Taxis y pisos turísticos, más de lo mismo

La batalla del taxi contra los nuevos operadores del transporte privado, los VTC de reciente aparición,  está en compás de espera, en tregua,  y otro tanto sucede con los pisos turísticos. Son dos frentes   en los están tropezando los partidarios de la economía libre y los que se aferran a las viejas fórmulas regulatorias  de corte paternalista y gremial, aunque en ambos casos hay trucos y trampas ya que  en muchas ocasiones no es lo que parece, como estamos viendo en el mundo del taxi y de los operadoras VTC, muchas de cuyas licencias pertenecen al gremio que teóricamente es el adversario y el perjudicado.

Hay varios frentes abiertos en estas dos grandes peleas y uno de ellos, como no podía ser de otra forma, es el que trata de dirimir en dónde se encuentra el verdadero poder  de decisión.  En ambos casos, tanto en la llamada guerra del taxi como en las actividades de alquiler  de pisos turísticos, la competencia regulatoria  pertenece al Estado mientras los entes autonómicos o municipales desempeñan un papel secundario.

Esta colusión de  poderes regulatorios ha justificado la entrada en escena de la Comisión Nacional de los Mercados y la Competencia (CNMC), que ha reclamado sus potestades, tratando de dirimir los intereses en juego para preservar – ese es su papel fundamental – la existencia de una competencia  real entre los agentes económicos que intervienen en ambas actividades, de forma que el consumidor final no salga perjudicado.

En virtud de estas potestades que la ley le confiere, la CNMC ha decidido poner freno a   las iniciativas regulatorias emanadas desde los Ayuntamientos y las Comunidades Autónomas.
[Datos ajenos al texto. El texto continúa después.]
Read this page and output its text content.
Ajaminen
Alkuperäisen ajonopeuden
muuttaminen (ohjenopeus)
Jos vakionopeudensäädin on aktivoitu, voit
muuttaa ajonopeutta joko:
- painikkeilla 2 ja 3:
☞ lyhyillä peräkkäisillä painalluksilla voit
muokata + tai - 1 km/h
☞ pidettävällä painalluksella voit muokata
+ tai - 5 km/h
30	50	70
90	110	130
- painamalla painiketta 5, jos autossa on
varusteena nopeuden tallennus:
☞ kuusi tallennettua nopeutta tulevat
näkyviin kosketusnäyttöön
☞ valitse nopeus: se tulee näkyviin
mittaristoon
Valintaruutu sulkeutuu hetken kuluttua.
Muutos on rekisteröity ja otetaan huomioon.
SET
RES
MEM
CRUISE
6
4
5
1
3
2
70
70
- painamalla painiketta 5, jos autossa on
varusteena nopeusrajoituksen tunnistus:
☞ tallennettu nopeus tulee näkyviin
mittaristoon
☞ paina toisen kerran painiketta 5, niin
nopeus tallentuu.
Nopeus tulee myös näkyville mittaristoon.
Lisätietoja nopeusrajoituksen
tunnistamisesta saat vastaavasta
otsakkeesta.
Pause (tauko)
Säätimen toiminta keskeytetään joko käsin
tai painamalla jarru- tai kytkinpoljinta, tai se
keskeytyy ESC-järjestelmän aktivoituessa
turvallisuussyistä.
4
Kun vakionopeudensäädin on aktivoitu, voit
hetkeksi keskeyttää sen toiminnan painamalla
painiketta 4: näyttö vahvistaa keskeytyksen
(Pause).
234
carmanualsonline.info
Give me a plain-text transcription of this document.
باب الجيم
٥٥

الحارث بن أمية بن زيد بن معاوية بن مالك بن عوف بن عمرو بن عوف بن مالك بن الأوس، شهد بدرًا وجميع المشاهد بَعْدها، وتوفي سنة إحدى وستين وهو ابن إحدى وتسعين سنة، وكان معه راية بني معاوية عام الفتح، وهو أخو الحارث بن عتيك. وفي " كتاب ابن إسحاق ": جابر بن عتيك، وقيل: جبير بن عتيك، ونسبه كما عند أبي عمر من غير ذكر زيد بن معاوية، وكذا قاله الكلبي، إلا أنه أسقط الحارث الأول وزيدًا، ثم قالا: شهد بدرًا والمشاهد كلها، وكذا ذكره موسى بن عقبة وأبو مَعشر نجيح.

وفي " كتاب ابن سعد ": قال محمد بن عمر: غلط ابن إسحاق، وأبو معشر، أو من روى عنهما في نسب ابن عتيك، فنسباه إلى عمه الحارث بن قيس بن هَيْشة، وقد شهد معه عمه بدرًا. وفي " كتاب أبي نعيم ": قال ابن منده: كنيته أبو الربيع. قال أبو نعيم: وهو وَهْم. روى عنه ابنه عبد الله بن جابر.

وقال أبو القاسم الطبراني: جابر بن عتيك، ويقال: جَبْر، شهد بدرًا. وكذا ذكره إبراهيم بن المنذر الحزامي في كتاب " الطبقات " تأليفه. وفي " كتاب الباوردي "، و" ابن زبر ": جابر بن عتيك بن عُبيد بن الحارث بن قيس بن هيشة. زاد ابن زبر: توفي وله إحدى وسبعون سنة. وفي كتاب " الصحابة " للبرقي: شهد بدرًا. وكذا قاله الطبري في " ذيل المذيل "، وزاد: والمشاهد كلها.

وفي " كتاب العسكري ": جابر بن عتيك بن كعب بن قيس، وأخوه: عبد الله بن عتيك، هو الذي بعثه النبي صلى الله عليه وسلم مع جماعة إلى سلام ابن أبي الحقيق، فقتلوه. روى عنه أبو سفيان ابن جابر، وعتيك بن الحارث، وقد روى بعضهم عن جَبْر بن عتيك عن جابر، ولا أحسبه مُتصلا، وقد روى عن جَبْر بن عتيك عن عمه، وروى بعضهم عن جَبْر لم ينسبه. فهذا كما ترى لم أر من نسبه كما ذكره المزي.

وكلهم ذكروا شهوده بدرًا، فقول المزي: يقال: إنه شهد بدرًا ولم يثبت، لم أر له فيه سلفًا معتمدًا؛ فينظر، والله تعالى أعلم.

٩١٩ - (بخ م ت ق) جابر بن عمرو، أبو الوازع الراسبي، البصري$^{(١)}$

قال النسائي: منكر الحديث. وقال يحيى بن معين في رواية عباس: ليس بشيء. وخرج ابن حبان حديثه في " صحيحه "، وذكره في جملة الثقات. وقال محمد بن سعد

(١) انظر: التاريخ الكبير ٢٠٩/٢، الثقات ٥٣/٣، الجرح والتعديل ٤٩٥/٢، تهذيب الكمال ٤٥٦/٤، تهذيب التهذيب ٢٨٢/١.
A la postre, lo que se está jugando en ambos tableros es algo más el juego de los intereses económicos de unos y otros. Lo que se está barajando es la propia estructura organizativa del Estado.

Algunos Ayuntamientos y desde luego las Autonomías más deseosas de ampliar su campo competencial se han lanzado a regular las actividades de taxistas, VTC, operadores turísticos y aspirantes a serlo, sin reparar en que la regulación de todas estas actividades debe respetar la  prioridad del Estado como ente que tiene la potestad constitucional de regular la actividad económica en beneficio de la mayoría de los ciudadanos.

Que estas funciones traten de asumirlas otras instituciones, como está sucediendo en el embrollo del taxi y los VTC así como en el complejo oficio del alquiler de inmuebles con fines turísticos o similares,  es una clara disfunción que el Gobierno haría bien en atajar con toda claridad, aunque este no sea precisamente el momento más propicio dada la enorme fragmentación de la mayoría parlamentaria, la dificultad de lograr mayorías que permiten elaborar y aprobar leyes orgánicas que mantengan la unidad de mercado consagrada por la Constitución  y el oportunismo de algunos partidos políticos que desempeñan el papel populista allí en donde ven la oportunidad  de fidelizar el voto de algunos colectivos (voto que generalmente es volátil) aunque sea pasando por encima de principios más sólidos como es el de mantener un Estado sólido que garantice los derechos de la mayoría de los ciudadanos.